Tom is a member of the Microsoft SQL Server Development Customer Advisory Team and a program manager for the SQL Server development organization. The Customer Advisory Team works on the most interesting SQL Server problems and challenges that customers face around the world. Tom and his colleagues have developed a methodology that uses waits and queues to systematically track down and resolve customers' SQL Server performance problems. The methodology uses several SQL Server sources to analyze the aggregate effect that various waittypes and other queues have on an application's performance. (For details about what waits and queues are, please see the article.) Why is this performance-tuning method so important? Two reasons: The methodology will inevitably lead to performance improvements in various parts of your applications, and it's the first truly new SQL Server 2000 performance-tuning information that I've run across in several years.

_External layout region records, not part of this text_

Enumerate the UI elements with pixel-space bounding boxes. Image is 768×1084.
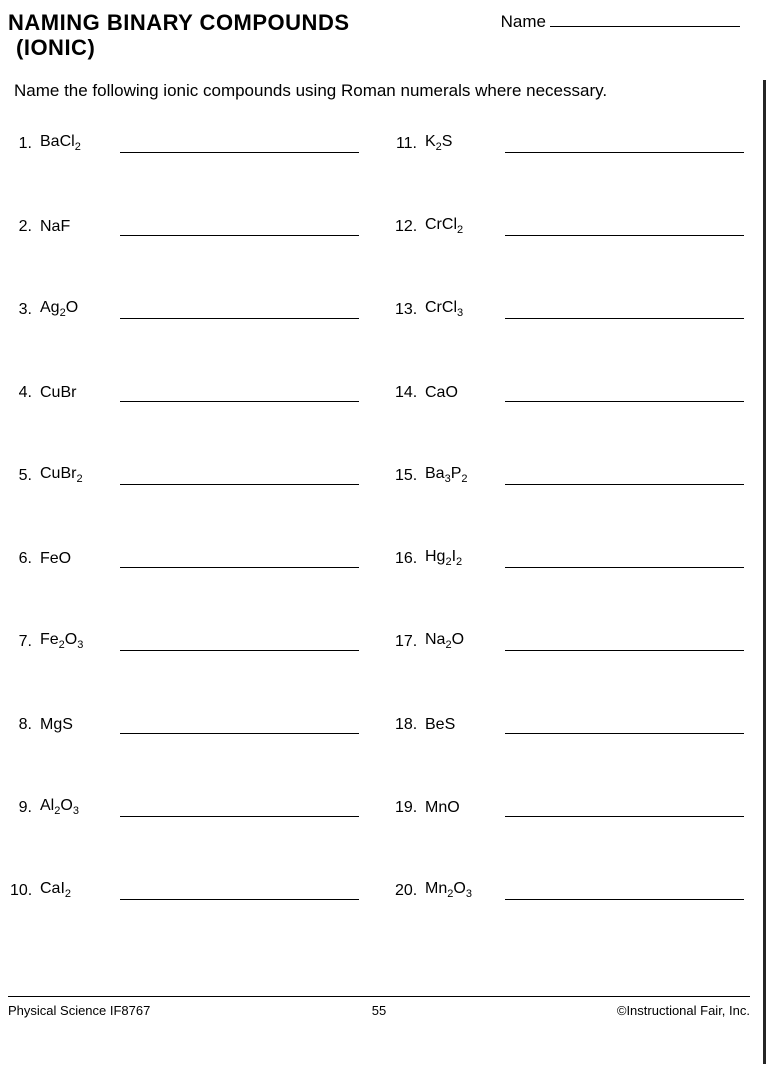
answer-input-line[interactable] — [120, 301, 359, 319]
answer-input-line[interactable] — [505, 799, 744, 817]
chemical-formula: CaI2 — [38, 880, 116, 900]
question-row: 13.CrCl3 — [395, 291, 750, 319]
question-row: 19.MnO — [395, 789, 750, 817]
answer-input-line[interactable] — [120, 467, 359, 485]
question-number: 2. — [10, 218, 38, 236]
name-label: Name — [501, 12, 546, 32]
question-row: 1.BaCl2 — [10, 125, 365, 153]
question-number: 9. — [10, 799, 38, 817]
question-row: 3.Ag2O — [10, 291, 365, 319]
answer-input-line[interactable] — [505, 467, 744, 485]
chemical-formula: Na2O — [423, 631, 501, 651]
chemical-formula: Hg2I2 — [423, 548, 501, 568]
question-row: 15.Ba3P2 — [395, 457, 750, 485]
answer-input-line[interactable] — [505, 384, 744, 402]
question-number: 3. — [10, 301, 38, 319]
chemical-formula: FeO — [38, 550, 116, 568]
answer-input-line[interactable] — [505, 882, 744, 900]
chemical-formula: Mn2O3 — [423, 880, 501, 900]
answer-input-line[interactable] — [120, 384, 359, 402]
question-row: 5.CuBr2 — [10, 457, 365, 485]
chemical-formula: K2S — [423, 133, 501, 153]
chemical-formula: BeS — [423, 716, 501, 734]
name-input-line[interactable] — [550, 26, 740, 27]
question-row: 10.CaI2 — [10, 872, 365, 900]
answer-input-line[interactable] — [120, 550, 359, 568]
question-number: 12. — [395, 218, 423, 236]
title-line2: (IONIC) — [16, 35, 501, 61]
question-number: 20. — [395, 882, 423, 900]
footer-left: Physical Science IF8767 — [8, 1003, 150, 1018]
footer-right: ©Instructional Fair, Inc. — [617, 1003, 750, 1018]
question-row: 18.BeS — [395, 706, 750, 734]
answer-input-line[interactable] — [505, 633, 744, 651]
question-number: 18. — [395, 716, 423, 734]
footer-page: 55 — [372, 1003, 386, 1018]
chemical-formula: Ag2O — [38, 299, 116, 319]
question-row: 16.Hg2I2 — [395, 540, 750, 568]
answer-input-line[interactable] — [505, 550, 744, 568]
answer-input-line[interactable] — [505, 218, 744, 236]
chemical-formula: CrCl3 — [423, 299, 501, 319]
header: NAMING BINARY COMPOUNDS (IONIC) Name — [8, 10, 750, 61]
answer-input-line[interactable] — [505, 135, 744, 153]
chemical-formula: CrCl2 — [423, 216, 501, 236]
chemical-formula: Al2O3 — [38, 797, 116, 817]
chemical-formula: Fe2O3 — [38, 631, 116, 651]
answer-input-line[interactable] — [120, 135, 359, 153]
right-column: 11.K2S 12.CrCl2 13.CrCl3 14.CaO 15.Ba3P2 16.H… — [395, 125, 750, 900]
question-number: 7. — [10, 633, 38, 651]
questions-grid: 1.BaCl22.NaF3.Ag2O4.CuBr5.CuBr26.FeO7.Fe… — [8, 125, 750, 900]
footer: Physical Science IF8767 55 ©Instructiona… — [8, 996, 750, 1018]
chemical-formula: CuBr2 — [38, 465, 116, 485]
question-number: 1. — [10, 135, 38, 153]
answer-input-line[interactable] — [505, 301, 744, 319]
scan-artifact-edge — [763, 80, 766, 1064]
question-row: 12.CrCl2 — [395, 208, 750, 236]
question-number: 11. — [395, 135, 423, 153]
question-number: 15. — [395, 467, 423, 485]
question-number: 5. — [10, 467, 38, 485]
question-number: 8. — [10, 716, 38, 734]
chemical-formula: BaCl2 — [38, 133, 116, 153]
answer-input-line[interactable] — [120, 633, 359, 651]
chemical-formula: MgS — [38, 716, 116, 734]
question-number: 6. — [10, 550, 38, 568]
chemical-formula: CaO — [423, 384, 501, 402]
left-column: 1.BaCl22.NaF3.Ag2O4.CuBr5.CuBr26.FeO7.Fe… — [10, 125, 365, 900]
name-field: Name — [501, 12, 740, 32]
question-number: 14. — [395, 384, 423, 402]
answer-input-line[interactable] — [120, 799, 359, 817]
chemical-formula: NaF — [38, 218, 116, 236]
question-row: 6.FeO — [10, 540, 365, 568]
question-row: 8.MgS — [10, 706, 365, 734]
question-row: 7.Fe2O3 — [10, 623, 365, 651]
question-number: 13. — [395, 301, 423, 319]
answer-input-line[interactable] — [120, 716, 359, 734]
question-row: 11.K2S — [395, 125, 750, 153]
answer-input-line[interactable] — [120, 882, 359, 900]
title-line1: NAMING BINARY COMPOUNDS — [8, 10, 501, 35]
question-number: 4. — [10, 384, 38, 402]
title-block: NAMING BINARY COMPOUNDS (IONIC) — [8, 10, 501, 61]
chemical-formula: CuBr — [38, 384, 116, 402]
question-row: 2.NaF — [10, 208, 365, 236]
chemical-formula: Ba3P2 — [423, 465, 501, 485]
question-row: 14.CaO — [395, 374, 750, 402]
question-number: 17. — [395, 633, 423, 651]
question-row: 17.Na2O — [395, 623, 750, 651]
question-number: 16. — [395, 550, 423, 568]
instructions: Name the following ionic compounds using… — [14, 81, 750, 101]
answer-input-line[interactable] — [120, 218, 359, 236]
question-row: 9.Al2O3 — [10, 789, 365, 817]
chemical-formula: MnO — [423, 799, 501, 817]
answer-input-line[interactable] — [505, 716, 744, 734]
question-row: 4.CuBr — [10, 374, 365, 402]
question-row: 20.Mn2O3 — [395, 872, 750, 900]
question-number: 10. — [10, 882, 38, 900]
question-number: 19. — [395, 799, 423, 817]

In my opinion, any practical information about performance tuning is exciting. Although the basic ideas in Tom's article aren't new, he's pulled together a comprehensive resource that describes all the waittypes you might see in sysprocesses. He describes what the waittypes mean and, even more importantly, describes how to interpret the waittypes in a real-world performance-tuning scenario. Very cool.
Since the article came out in January, the Customer Advisory Team's methodology has been invaluable to me when analyzing dozens of performance problems. If you've already read and acted on Tom's January article, good for you. If you haven't, take the time to read and consider the information it contains. If analyzing waits and queues information can help me solve performance problems, it can help you, too.